Wildwest-Methoden gibt es nicht nur am Rio Grande, sondern auch im Ebersberger Amtsgericht

Von Wieland Bögel

Damals, im wilden wilden Westen, das wissen alle Revolverhelden und alle, die gerne welche gewesen wären, gab es für gesuchte Banditen nur eine sichere Methode, dem Sheriff und dem Galgenbaum zu entkommen: der Ritt über den Rio Grande nach Mexiko. An dessen Südufer warteten dann Tequila und Señoritas, am Nordufer der Sheriff vergeblich auf die Rückkehr der Bandidos.

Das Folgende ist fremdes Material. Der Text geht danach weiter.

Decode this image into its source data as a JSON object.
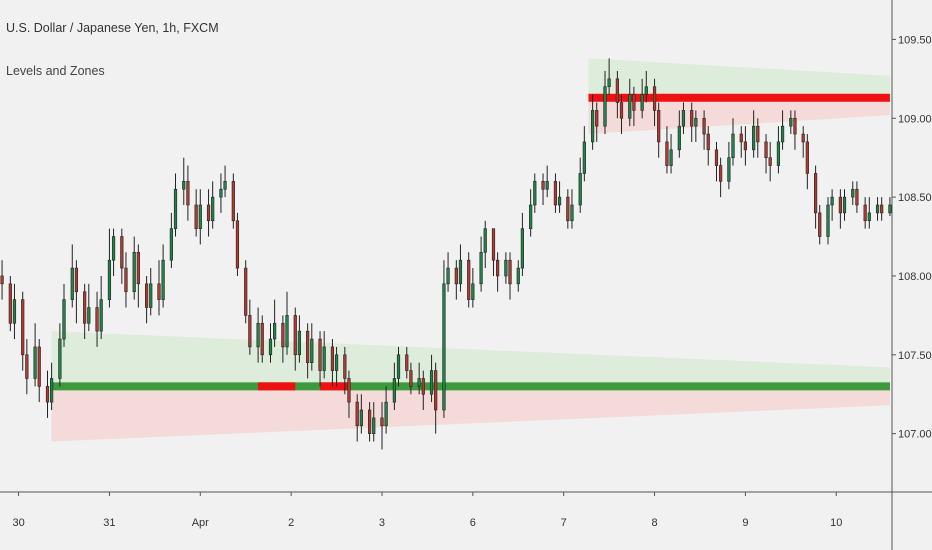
{
  "header": {
    "title": "U.S. Dollar / Japanese Yen, 1h, FXCM",
    "indicator": "Levels and Zones"
  },
  "colors": {
    "background": "#f1f1f1",
    "up_candle": "#1e8449",
    "down_candle": "#b03a2e",
    "candle_border": "#222222",
    "support_line": "#3c9a3c",
    "resistance_line": "#ee1111",
    "zone_green": "#dcebd9",
    "zone_red": "#f5d7d7",
    "axis": "#555555"
  },
  "chart_data": {
    "type": "candlestick",
    "symbol": "USDJPY",
    "timeframe": "1h",
    "y_axis": {
      "ticks": [
        "109.500",
        "109.000",
        "108.500",
        "108.000",
        "107.500",
        "107.000"
      ],
      "tick_values": [
        109.5,
        109.0,
        108.5,
        108.0,
        107.5,
        107.0
      ],
      "ylim": [
        106.63,
        109.75
      ],
      "position": "right"
    },
    "x_axis": {
      "tick_labels": [
        "30",
        "31",
        "Apr",
        "2",
        "3",
        "6",
        "7",
        "8",
        "9",
        "10"
      ],
      "tick_index": [
        4,
        26,
        48,
        70,
        92,
        114,
        136,
        158,
        180,
        202
      ]
    },
    "x_range": [
      -0.5,
      215.5
    ],
    "candles": [
      [
        108.0,
        107.95,
        108.1,
        107.85
      ],
      [
        107.95,
        107.7,
        108.0,
        107.65
      ],
      [
        107.7,
        107.85,
        107.95,
        107.6
      ],
      [
        107.85,
        107.5,
        107.9,
        107.4
      ],
      [
        107.5,
        107.35,
        107.6,
        107.25
      ],
      [
        107.35,
        107.55,
        107.7,
        107.3
      ],
      [
        107.55,
        107.3,
        107.6,
        107.2
      ],
      [
        107.3,
        107.2,
        107.4,
        107.1
      ],
      [
        107.2,
        107.35,
        107.45,
        107.15
      ],
      [
        107.35,
        107.6,
        107.7,
        107.3
      ],
      [
        107.6,
        107.85,
        107.95,
        107.55
      ],
      [
        107.85,
        108.05,
        108.2,
        107.8
      ],
      [
        108.05,
        107.9,
        108.1,
        107.7
      ],
      [
        107.9,
        107.7,
        107.95,
        107.6
      ],
      [
        107.7,
        107.8,
        107.95,
        107.65
      ],
      [
        107.8,
        107.65,
        107.9,
        107.55
      ],
      [
        107.65,
        107.85,
        108.0,
        107.6
      ],
      [
        107.85,
        108.1,
        108.3,
        107.8
      ],
      [
        108.1,
        108.25,
        108.3,
        108.0
      ],
      [
        108.25,
        108.05,
        108.3,
        107.95
      ],
      [
        108.05,
        107.9,
        108.15,
        107.8
      ],
      [
        107.9,
        108.15,
        108.25,
        107.85
      ],
      [
        108.15,
        107.95,
        108.2,
        107.8
      ],
      [
        107.95,
        107.8,
        108.0,
        107.7
      ],
      [
        107.8,
        107.95,
        108.05,
        107.75
      ],
      [
        107.95,
        107.85,
        108.1,
        107.75
      ],
      [
        107.85,
        108.1,
        108.2,
        107.8
      ],
      [
        108.1,
        108.3,
        108.4,
        108.05
      ],
      [
        108.3,
        108.55,
        108.65,
        108.25
      ],
      [
        108.55,
        108.6,
        108.75,
        108.45
      ],
      [
        108.6,
        108.45,
        108.7,
        108.35
      ],
      [
        108.45,
        108.3,
        108.55,
        108.25
      ],
      [
        108.3,
        108.45,
        108.55,
        108.2
      ],
      [
        108.45,
        108.35,
        108.55,
        108.25
      ],
      [
        108.35,
        108.5,
        108.6,
        108.3
      ],
      [
        108.5,
        108.55,
        108.65,
        108.4
      ],
      [
        108.55,
        108.6,
        108.7,
        108.5
      ],
      [
        108.6,
        108.35,
        108.65,
        108.3
      ],
      [
        108.35,
        108.05,
        108.4,
        108.0
      ],
      [
        108.05,
        107.75,
        108.1,
        107.7
      ],
      [
        107.75,
        107.55,
        107.85,
        107.5
      ],
      [
        107.55,
        107.7,
        107.8,
        107.45
      ],
      [
        107.7,
        107.5,
        107.75,
        107.45
      ],
      [
        107.5,
        107.6,
        107.7,
        107.45
      ],
      [
        107.6,
        107.7,
        107.85,
        107.55
      ],
      [
        107.7,
        107.55,
        107.75,
        107.45
      ],
      [
        107.55,
        107.75,
        107.9,
        107.5
      ],
      [
        107.75,
        107.5,
        107.8,
        107.4
      ],
      [
        107.5,
        107.65,
        107.75,
        107.45
      ],
      [
        107.65,
        107.45,
        107.7,
        107.35
      ],
      [
        107.45,
        107.6,
        107.7,
        107.4
      ],
      [
        107.6,
        107.4,
        107.65,
        107.3
      ],
      [
        107.4,
        107.55,
        107.65,
        107.35
      ],
      [
        107.55,
        107.4,
        107.6,
        107.3
      ],
      [
        107.4,
        107.5,
        107.55,
        107.3
      ],
      [
        107.5,
        107.35,
        107.55,
        107.25
      ],
      [
        107.35,
        107.2,
        107.4,
        107.1
      ],
      [
        107.2,
        107.05,
        107.25,
        106.95
      ],
      [
        107.05,
        107.15,
        107.25,
        107.0
      ],
      [
        107.15,
        107.0,
        107.2,
        106.95
      ],
      [
        107.0,
        107.1,
        107.2,
        106.95
      ],
      [
        107.1,
        107.05,
        107.2,
        106.9
      ],
      [
        107.05,
        107.2,
        107.3,
        107.0
      ],
      [
        107.2,
        107.35,
        107.45,
        107.15
      ],
      [
        107.35,
        107.5,
        107.55,
        107.3
      ],
      [
        107.5,
        107.4,
        107.55,
        107.35
      ],
      [
        107.4,
        107.3,
        107.45,
        107.25
      ],
      [
        107.3,
        107.35,
        107.45,
        107.25
      ],
      [
        107.35,
        107.25,
        107.4,
        107.15
      ],
      [
        107.25,
        107.4,
        107.5,
        107.2
      ],
      [
        107.4,
        107.15,
        107.45,
        107.0
      ],
      [
        107.15,
        107.95,
        108.1,
        107.1
      ],
      [
        107.95,
        108.05,
        108.15,
        107.9
      ],
      [
        108.05,
        107.95,
        108.1,
        107.85
      ],
      [
        107.95,
        108.1,
        108.2,
        107.9
      ],
      [
        108.1,
        107.85,
        108.15,
        107.8
      ],
      [
        107.85,
        107.95,
        108.05,
        107.8
      ],
      [
        107.95,
        108.15,
        108.25,
        107.9
      ],
      [
        108.15,
        108.3,
        108.35,
        108.05
      ],
      [
        108.3,
        108.1,
        108.3,
        108.0
      ],
      [
        108.1,
        108.0,
        108.15,
        107.9
      ],
      [
        108.0,
        108.1,
        108.15,
        107.95
      ],
      [
        108.1,
        107.95,
        108.15,
        107.85
      ],
      [
        107.95,
        108.05,
        108.1,
        107.9
      ],
      [
        108.05,
        108.3,
        108.4,
        108.0
      ],
      [
        108.3,
        108.45,
        108.55,
        108.25
      ],
      [
        108.45,
        108.6,
        108.65,
        108.4
      ],
      [
        108.6,
        108.55,
        108.65,
        108.45
      ],
      [
        108.55,
        108.6,
        108.7,
        108.5
      ],
      [
        108.6,
        108.45,
        108.65,
        108.4
      ],
      [
        108.45,
        108.5,
        108.6,
        108.4
      ],
      [
        108.5,
        108.35,
        108.55,
        108.3
      ],
      [
        108.35,
        108.45,
        108.55,
        108.3
      ],
      [
        108.45,
        108.65,
        108.75,
        108.4
      ],
      [
        108.65,
        108.85,
        108.95,
        108.6
      ],
      [
        108.85,
        109.05,
        109.15,
        108.8
      ],
      [
        109.05,
        108.95,
        109.1,
        108.85
      ],
      [
        108.95,
        109.2,
        109.3,
        108.9
      ],
      [
        109.2,
        109.25,
        109.38,
        109.15
      ],
      [
        109.25,
        109.1,
        109.3,
        109.0
      ],
      [
        109.1,
        109.0,
        109.15,
        108.9
      ],
      [
        109.0,
        109.15,
        109.25,
        108.95
      ],
      [
        109.15,
        109.05,
        109.2,
        108.95
      ],
      [
        109.05,
        109.15,
        109.25,
        109.0
      ],
      [
        109.15,
        109.2,
        109.3,
        109.1
      ],
      [
        109.2,
        109.05,
        109.25,
        108.95
      ],
      [
        109.05,
        108.85,
        109.1,
        108.75
      ],
      [
        108.85,
        108.7,
        108.95,
        108.65
      ],
      [
        108.7,
        108.8,
        108.9,
        108.65
      ],
      [
        108.8,
        108.95,
        109.05,
        108.75
      ],
      [
        108.95,
        109.05,
        109.1,
        108.9
      ],
      [
        109.05,
        108.95,
        109.1,
        108.85
      ],
      [
        108.95,
        109.0,
        109.05,
        108.85
      ],
      [
        109.0,
        108.9,
        109.05,
        108.8
      ],
      [
        108.9,
        108.8,
        108.95,
        108.7
      ],
      [
        108.8,
        108.7,
        108.85,
        108.6
      ],
      [
        108.7,
        108.6,
        108.75,
        108.5
      ],
      [
        108.6,
        108.75,
        108.85,
        108.55
      ],
      [
        108.75,
        108.9,
        109.0,
        108.7
      ],
      [
        108.9,
        108.85,
        108.95,
        108.75
      ],
      [
        108.85,
        108.8,
        108.95,
        108.7
      ],
      [
        108.8,
        108.95,
        109.05,
        108.75
      ],
      [
        108.95,
        108.85,
        109.0,
        108.75
      ],
      [
        108.85,
        108.75,
        108.9,
        108.65
      ],
      [
        108.75,
        108.7,
        108.85,
        108.6
      ],
      [
        108.7,
        108.85,
        108.95,
        108.65
      ],
      [
        108.85,
        108.95,
        109.05,
        108.8
      ],
      [
        108.95,
        109.0,
        109.05,
        108.9
      ],
      [
        109.0,
        108.9,
        109.05,
        108.8
      ],
      [
        108.9,
        108.85,
        108.95,
        108.75
      ],
      [
        108.85,
        108.65,
        108.9,
        108.55
      ],
      [
        108.65,
        108.4,
        108.7,
        108.3
      ],
      [
        108.4,
        108.25,
        108.45,
        108.2
      ],
      [
        108.25,
        108.45,
        108.5,
        108.2
      ],
      [
        108.45,
        108.5,
        108.55,
        108.35
      ],
      [
        108.5,
        108.4,
        108.55,
        108.3
      ],
      [
        108.4,
        108.5,
        108.55,
        108.35
      ],
      [
        108.5,
        108.55,
        108.6,
        108.45
      ],
      [
        108.55,
        108.45,
        108.6,
        108.4
      ],
      [
        108.45,
        108.35,
        108.5,
        108.3
      ],
      [
        108.35,
        108.4,
        108.5,
        108.3
      ],
      [
        108.4,
        108.45,
        108.5,
        108.35
      ],
      [
        108.45,
        108.4,
        108.5,
        108.35
      ],
      [
        108.4,
        108.45,
        108.5,
        108.38
      ]
    ],
    "candle_x_index": [
      0,
      2,
      3,
      5,
      6,
      8,
      9,
      11,
      12,
      14,
      15,
      17,
      18,
      20,
      21,
      23,
      24,
      26,
      27,
      29,
      30,
      32,
      33,
      35,
      36,
      38,
      39,
      41,
      42,
      44,
      45,
      47,
      48,
      50,
      51,
      53,
      54,
      56,
      57,
      59,
      60,
      62,
      63,
      65,
      66,
      68,
      69,
      71,
      72,
      74,
      75,
      77,
      78,
      80,
      81,
      83,
      84,
      86,
      87,
      89,
      90,
      92,
      93,
      95,
      96,
      98,
      99,
      101,
      102,
      104,
      105,
      107,
      108,
      110,
      111,
      113,
      114,
      116,
      117,
      119,
      120,
      122,
      123,
      125,
      126,
      128,
      129,
      131,
      132,
      134,
      135,
      137,
      138,
      140,
      141,
      143,
      144,
      146,
      147,
      149,
      150,
      152,
      153,
      155,
      156,
      158,
      159,
      161,
      162,
      164,
      165,
      167,
      168,
      170,
      171,
      173,
      174,
      176,
      177,
      179,
      180,
      182,
      183,
      185,
      186,
      188,
      189,
      191,
      192,
      194,
      195,
      197,
      198,
      200,
      201,
      203,
      204,
      206,
      207,
      209,
      210,
      212,
      213,
      215
    ],
    "levels": [
      {
        "type": "support",
        "price": 107.3,
        "x_start": 12,
        "x_end": 215
      },
      {
        "type": "support_broken",
        "price": 107.3,
        "x_start": 62,
        "x_end": 71
      },
      {
        "type": "support_broken",
        "price": 107.3,
        "x_start": 77,
        "x_end": 84
      },
      {
        "type": "resistance",
        "price": 109.13,
        "x_start": 142,
        "x_end": 215
      }
    ],
    "zones": [
      {
        "color": "green",
        "x_start": 12,
        "x_end": 215,
        "top_start": 107.65,
        "top_end": 107.42,
        "bottom_start": 107.3,
        "bottom_end": 107.3
      },
      {
        "color": "red",
        "x_start": 12,
        "x_end": 215,
        "top_start": 107.3,
        "top_end": 107.3,
        "bottom_start": 106.95,
        "bottom_end": 107.18
      },
      {
        "color": "green",
        "x_start": 142,
        "x_end": 215,
        "top_start": 109.38,
        "top_end": 109.27,
        "bottom_start": 109.13,
        "bottom_end": 109.13
      },
      {
        "color": "red",
        "x_start": 142,
        "x_end": 215,
        "top_start": 109.13,
        "top_end": 109.13,
        "bottom_start": 108.9,
        "bottom_end": 109.02
      }
    ],
    "grid": false,
    "legend": "none"
  }
}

Zahllose Western widmeten sich bereits dem mehr oder weniger erfolgreichen Ritt nach Mexiko. Doch auch in der Realität, viele Jahrzehnte später und viele Tausend Meilen vom Rio Grande entfernt, kann man sich auf ähnliche Weise vor dem Gesetz in Sicherheit bringen - zumindest vor dessen bayerischen Vertretern.

Dazu muss man nicht einmal den Rio Grande überqueren, der seinen Beinamen Rio Bravo - der wilde Fluss - sicher nicht zu Unrecht erhalten hat. Nein, es reicht schon, das nördliche Ufer des Feilebachs zu erreichen. Der verläuft im Süden Sachsens und in dieses Bundesland hatte sich ein junger Mann begeben, der sich eigentlich vor dem Ebersberger Amtsgericht wegen Körperverletzung verantworten sollte. Normalerweise, wenn ein Angeklagter unentschuldigt fehlt, verfügt das Gericht die sogenannte Vorführung. Dies bedeutet, dass er bei der nächsten Verhandlung von der Polizei abgeholt und ins Gericht gefahren wird, damit er es auch auf jeden Fall findet. Was aber, so das Ergebnis sofortiger Recherchen des Gerichts, in diesem Fall nur mit sehr großem Aufwand möglich sei. Denn ein Angeklagter kann laut Gesetz nur von der Polizei seines Heimat-Bundeslandes zur Vorführung abgeholt werden, während im Gegenzug die Polizei des Landes, in dem sich das Gericht befindet, für das Abliefern zuständig ist. Demnach müsste also die sächsische Polizei den Angeklagten einsammeln, an der bayerischen Grenze, also etwa auf Höhe des Feilebachs, den Kollegen aus dem Süden übergeben, die den Mann dann nach Ebersberg zu seiner Verhandlung fahren. Zu viel Aufwand, entschied das Gericht, und beschloss, es auch beim nächsten Mal bei einer einfachen Ladung zu belassen.

Ganz sicher ist der sächsische Desperado in seiner Heimat vor den bayerischen Sheriffs indes nicht. Denn für den Fall, dass er auch beim nächsten Mal den Ritt nach Süden nicht antritt, hat das Gericht schon angekündigt, einen Haftbefehl zu erlassen - im wilden wilden Westen hätte man übrigens längst die Kopfgeldjäger ausgeschickt.